2017 – Vizztone Records
By Phillip Smith; April 14, 2018
Dragonfly, the second disc from Long Tall Deb and Colin John is a superb album to sink ones teeth into. This eleven track album explores a variety of worldly genres while anchored in American roots, blues and soul. Deb Landolt aka Long Tall Deb fills each song with her enchanting vocals, building a connection to the listener every time, while Colin John wondrously plays guitar. The main core of musicians on the album consists of drummer Jimmy Castoe, bassist Melvin Powe, and Nate Hofman on organ. Produced by Michael Landolt (Coldplay, O.A.R.) the album also features several noteworthy guests such as Mick Kolassa, Jeff Jensen, Michael Hill, Jo El, James Cunningham, Bill Ruffino, Cliff Starbuck and Chris Stephenson.

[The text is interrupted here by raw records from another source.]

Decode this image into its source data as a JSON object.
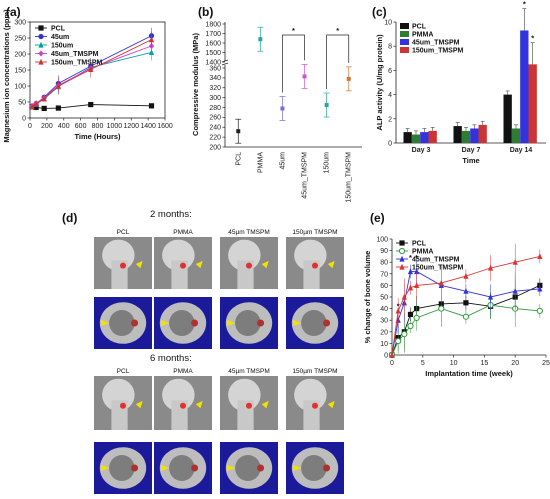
{
  "chart_data": [
    {
      "panel": "(a)",
      "type": "line",
      "xlabel": "Time (Hours)",
      "ylabel": "Magnesium ion concentrations (ppm)",
      "xlim": [
        0,
        1600
      ],
      "ylim": [
        0,
        300
      ],
      "xticks": [
        "0",
        "200",
        "400",
        "600",
        "800",
        "1000",
        "1200",
        "1400",
        "1600"
      ],
      "yticks": [
        "0",
        "50",
        "100",
        "150",
        "200",
        "250",
        "300"
      ],
      "legend_position": "top-left",
      "x": [
        24,
        72,
        168,
        336,
        720,
        1440
      ],
      "series": [
        {
          "name": "PCL",
          "color": "#111111",
          "marker": "square",
          "values": [
            35,
            33,
            30,
            31,
            42,
            38
          ]
        },
        {
          "name": "45um",
          "color": "#3333cc",
          "marker": "circle",
          "values": [
            37,
            45,
            65,
            108,
            162,
            257
          ]
        },
        {
          "name": "150um",
          "color": "#00a0a0",
          "marker": "triangle",
          "values": [
            36,
            43,
            60,
            98,
            158,
            205
          ]
        },
        {
          "name": "45um_TMSPM",
          "color": "#cc44cc",
          "marker": "diamond",
          "values": [
            38,
            46,
            63,
            102,
            155,
            225
          ]
        },
        {
          "name": "150um_TMSPM",
          "color": "#cc3333",
          "marker": "triangle",
          "values": [
            36,
            44,
            60,
            100,
            152,
            245
          ]
        }
      ]
    },
    {
      "panel": "(b)",
      "type": "scatter",
      "ylabel": "Compressive modulus (MPa)",
      "yticks": [
        "200",
        "220",
        "240",
        "260",
        "280",
        "300",
        "320",
        "340",
        "360",
        "1400",
        "1500",
        "1600",
        "1700",
        "1800"
      ],
      "categories": [
        "PCL",
        "PMMA",
        "45um",
        "45um_TMSPM",
        "150um",
        "150um_TMSPM"
      ],
      "values": [
        232,
        1640,
        278,
        343,
        285,
        338
      ],
      "colors": [
        "#222222",
        "#2aa3a3",
        "#7a6bd6",
        "#cc55cc",
        "#2aa3a3",
        "#cc7733"
      ],
      "significance": [
        "*",
        "*"
      ]
    },
    {
      "panel": "(c)",
      "type": "bar",
      "xlabel": "Time",
      "ylabel": "ALP activity (U/mg protein)",
      "ylim": [
        0,
        10
      ],
      "yticks": [
        "0",
        "2",
        "4",
        "6",
        "8",
        "10"
      ],
      "legend_position": "top-left",
      "categories": [
        "Day 3",
        "Day 7",
        "Day 14"
      ],
      "series": [
        {
          "name": "PCL",
          "color": "#111111",
          "values": [
            0.9,
            1.4,
            4.0
          ]
        },
        {
          "name": "PMMA",
          "color": "#2e7d32",
          "values": [
            0.7,
            1.0,
            1.2
          ]
        },
        {
          "name": "45um_TMSPM",
          "color": "#3333dd",
          "values": [
            0.9,
            1.2,
            9.3
          ]
        },
        {
          "name": "150um_TMSPM",
          "color": "#cc3333",
          "values": [
            1.0,
            1.5,
            6.5
          ]
        }
      ],
      "significance": [
        "*",
        "*"
      ]
    },
    {
      "panel": "(d)",
      "type": "table",
      "headings": [
        "2 months:",
        "6 months:"
      ],
      "columns": [
        "PCL",
        "PMMA",
        "45µm TMSPM",
        "150µm TMSPM"
      ]
    },
    {
      "panel": "(e)",
      "type": "line",
      "xlabel": "Implantation time (week)",
      "ylabel": "% change of bone volume",
      "xlim": [
        0,
        25
      ],
      "ylim": [
        0,
        100
      ],
      "xticks": [
        "0",
        "5",
        "10",
        "15",
        "20",
        "25"
      ],
      "yticks": [
        "0",
        "10",
        "20",
        "30",
        "40",
        "50",
        "60",
        "70",
        "80",
        "90",
        "100"
      ],
      "legend_position": "top-left",
      "significance": [
        "*",
        "*",
        "*"
      ],
      "series": [
        {
          "name": "PCL",
          "color": "#111111",
          "marker": "square",
          "x": [
            0,
            1,
            2,
            3,
            4,
            8,
            12,
            16,
            20,
            24
          ],
          "values": [
            0,
            15,
            20,
            35,
            40,
            44,
            45,
            42,
            50,
            60
          ]
        },
        {
          "name": "PMMA",
          "color": "#2e9a3a",
          "marker": "circle-open",
          "x": [
            0,
            1,
            2,
            3,
            4,
            8,
            12,
            16,
            20,
            24
          ],
          "values": [
            0,
            12,
            18,
            25,
            32,
            40,
            33,
            43,
            40,
            38
          ]
        },
        {
          "name": "45um_TMSPM",
          "color": "#3333dd",
          "marker": "triangle",
          "x": [
            0,
            1,
            2,
            3,
            4,
            8,
            12,
            16,
            20,
            24
          ],
          "values": [
            0,
            30,
            45,
            72,
            72,
            60,
            55,
            50,
            55,
            57
          ]
        },
        {
          "name": "150um_TMSPM",
          "color": "#dd3333",
          "marker": "triangle",
          "x": [
            0,
            1,
            2,
            3,
            4,
            8,
            12,
            16,
            20,
            24
          ],
          "values": [
            0,
            38,
            50,
            58,
            60,
            62,
            68,
            75,
            80,
            85
          ]
        }
      ]
    }
  ]
}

There’s a sense of attitude and fearlessness on the head-banging blues-rocker “On the Way Down”. From John’s searing guitar riffs to Deb’s powerful vocals the song rides the wave of Castoe’s thunder and sticks the landing quite nicely. John breaks out the sitar to add a taste of India to the spaghetti western ballad of no regret called “Remember Why (It’s Good He’s Gone)”. The brutal honesty of the lyrics in “Pull The Pin” cuts through like a broken beer bottle. It’s an amazing song of self-reflection and metamorphosis.
With the exception of an intoxicating cover of Townes Van Zandt’s “Lungs” off his 1969 self-titled album, all songs on Dragonfly are original compositions. “Lungs” is a little extra special in that it features a different configuration of musicians than the rest of the album. For this poignant and beautifully played cut, Long Tall Deb and Colin John enlist drummer James Cunningham, guitarist Jeff Jensen, bassist Bill Ruffino, and organist Chris Stephenson.
The word, “Dragonfly” as mentioned in the liner notes, is a symbol of transformation and change, and is the definitive theme to the record itself. The album’s title track, full of adrenalin-pumping surf guitar is cloaked in the shadows of an ominous and forbidding atmosphere. This twangy masterpiece is most interesting and has a strong presence, much akin to the songs Quentin Tarantino hand-picks for his films. It’s a brilliant song indeed.
The flowing continuity of Dragonfly smoothly weaves its eleven songs into one very enjoyable listen.